“I can do this”: the song that made Jeff Lynne form ELO
Any aspiring or even well-established musician will know just how difficult it is to cut your teeth in the industry. It takes many years of graft, often very little money, and a hell of a lot of talent to eventually make things work if you get lucky. Even though it may seem like a distant memory to him now, these same problems were once shared by one Jeff Lynne of ELO.
After spending four years in a “pretty odd band” by the name of Idle Race, Lynne was down on his luck and accepted an invitation from Roy Wood, who would later form part of ELO, to join his group called The Move. In Lynne’s eyes, it was a last-ditch effort to get his career going. He told Uncut in 2014: “I thought maybe it wasn’t going to happen. I joined as co-producer and co-singer, and we had quite a few hits. By then, I was already into recording things in little bits rather than in one go as a live session.”
It was this technique that led him to strike with his golden opportunity. “The idea for the Electric Light Orchestra happened around the same time. Roy and I would go to pubs and clubs in Birmingham and keep talking about having this group with strings. We finally figured out a way of doing it, and while we were making Message From The Country [The Move’s album], we started knocking out these little tunes, just the two of us.”
Clearly, ELO’s iconic sound began to take shape from the very start, even though Lynne admitted that initially, “It was a bit odd recording it, me and Roy playing it all ourselves with all these silly instruments: bassoons and stuff like that”. However, the heart of the band’s ethos has always been obvious in the sense that “It was fun and kind of wacky, a pseudo-classical pantomime horse.”
Lynne and Wood’s collaborative ingenuity then paid even further dividends when they conjured their first tune as ELO not long after. Lynne continued: “During that time, I wrote ‘10538 Overture’, which started as a track for The Move but became the first single for ELO. That was a Top 10 hit, and that changed my whole perspective. I thought, I can do this!”
It’s an inspiring backstory of determination and resilience, especially from a man who became a genre-defining face of his time. ELO then even managed to achieve the elusive feat of breaking into the pop mainstream with 1976’s New World Order, tracks of which Lynne himself claims are among the group’s “catchiest tunes”.

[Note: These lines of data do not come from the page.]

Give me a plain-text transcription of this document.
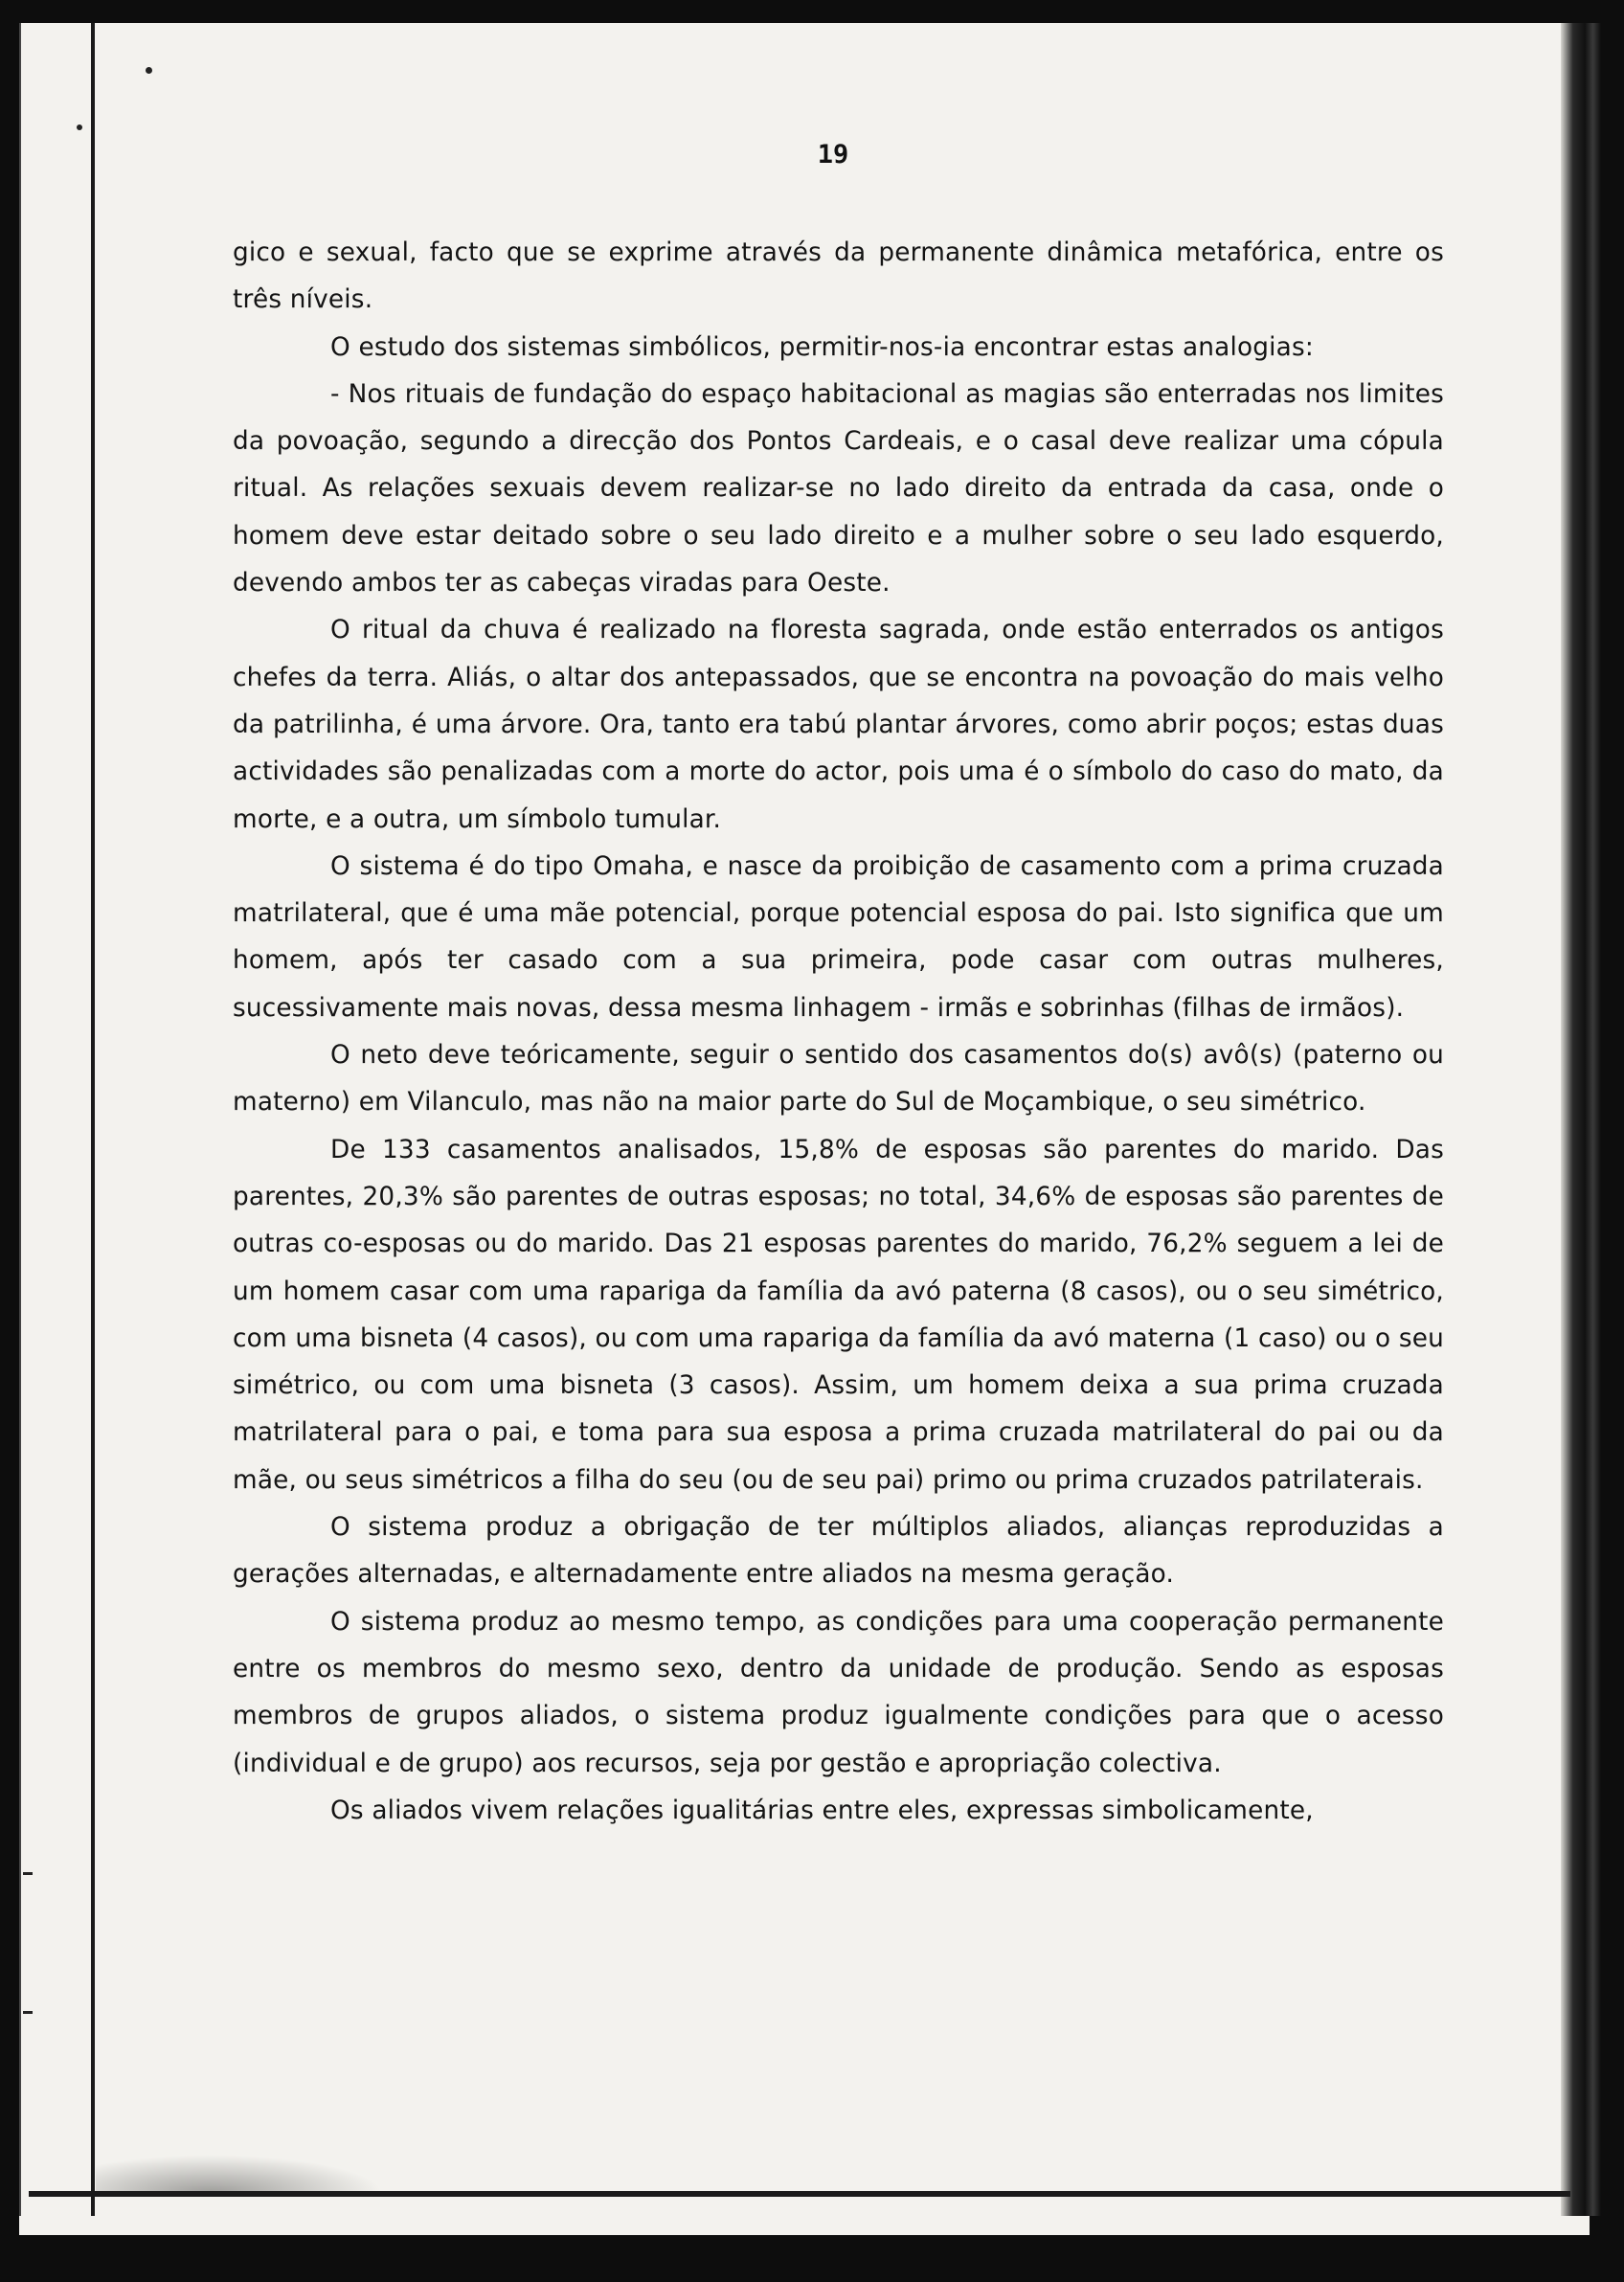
19

gico e sexual, facto que se exprime através da permanente dinâmica metafórica, entre os três níveis.

O estudo dos sistemas simbólicos, permitir-nos-ia encontrar estas analogias:

- Nos rituais de fundação do espaço habitacional as magias são enterradas nos limites da povoação, segundo a direcção dos Pontos Cardeais, e o casal deve realizar uma cópula ritual. As relações sexuais devem realizar-se no lado direito da entrada da casa, onde o homem deve estar deitado sobre o seu lado direito e a mulher sobre o seu lado esquerdo, devendo ambos ter as cabeças viradas para Oeste.

O ritual da chuva é realizado na floresta sagrada, onde estão enterrados os antigos chefes da terra. Aliás, o altar dos antepassados, que se encontra na povoação do mais velho da patrilinha, é uma árvore. Ora, tanto era tabú plantar árvores, como abrir poços; estas duas actividades são penalizadas com a morte do actor, pois uma é o símbolo do caso do mato, da morte, e a outra, um símbolo tumular.

O sistema é do tipo Omaha, e nasce da proibição de casamento com a prima cruzada matrilateral, que é uma mãe potencial, porque potencial esposa do pai. Isto significa que um homem, após ter casado com a sua primeira, pode casar com outras mulheres, sucessivamente mais novas, dessa mesma linhagem - irmãs e sobrinhas (filhas de irmãos).

O neto deve teóricamente, seguir o sentido dos casamentos do(s) avô(s) (paterno ou materno) em Vilanculo, mas não na maior parte do Sul de Moçambique, o seu simétrico.

De 133 casamentos analisados, 15,8% de esposas são parentes do marido. Das parentes, 20,3% são parentes de outras esposas; no total, 34,6% de esposas são parentes de outras co-esposas ou do marido. Das 21 esposas parentes do marido, 76,2% seguem a lei de um homem casar com uma rapariga da família da avó paterna (8 casos), ou o seu simétrico, com uma bisneta (4 casos), ou com uma rapariga da família da avó materna (1 caso) ou o seu simétrico, ou com uma bisneta (3 casos). Assim, um homem deixa a sua prima cruzada matrilateral para o pai, e toma para sua esposa a prima cruzada matrilateral do pai ou da mãe, ou seus simétricos a filha do seu (ou de seu pai) primo ou prima cruzados patrilaterais.

O sistema produz a obrigação de ter múltiplos aliados, alianças reproduzidas a gerações alternadas, e alternadamente entre aliados na mesma geração.

O sistema produz ao mesmo tempo, as condições para uma cooperação permanente entre os membros do mesmo sexo, dentro da unidade de produção. Sendo as esposas membros de grupos aliados, o sistema produz igualmente condições para que o acesso (individual e de grupo) aos recursos, seja por gestão e apropriação colectiva.

Os aliados vivem relações igualitárias entre eles, expressas simbolicamente,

Not bad for someone who didn’t think he would ever make it big. It displays the tenacity of iconic rockstars and undoubtedly plays a huge role in enshrining their longevity – something which every up-and-coming artist could learn from. You never know where the next break will come from because if there’s anything Jeff Lynne’s career has shown, all it can involve is a leap of faith, some new ideas, and just one chance.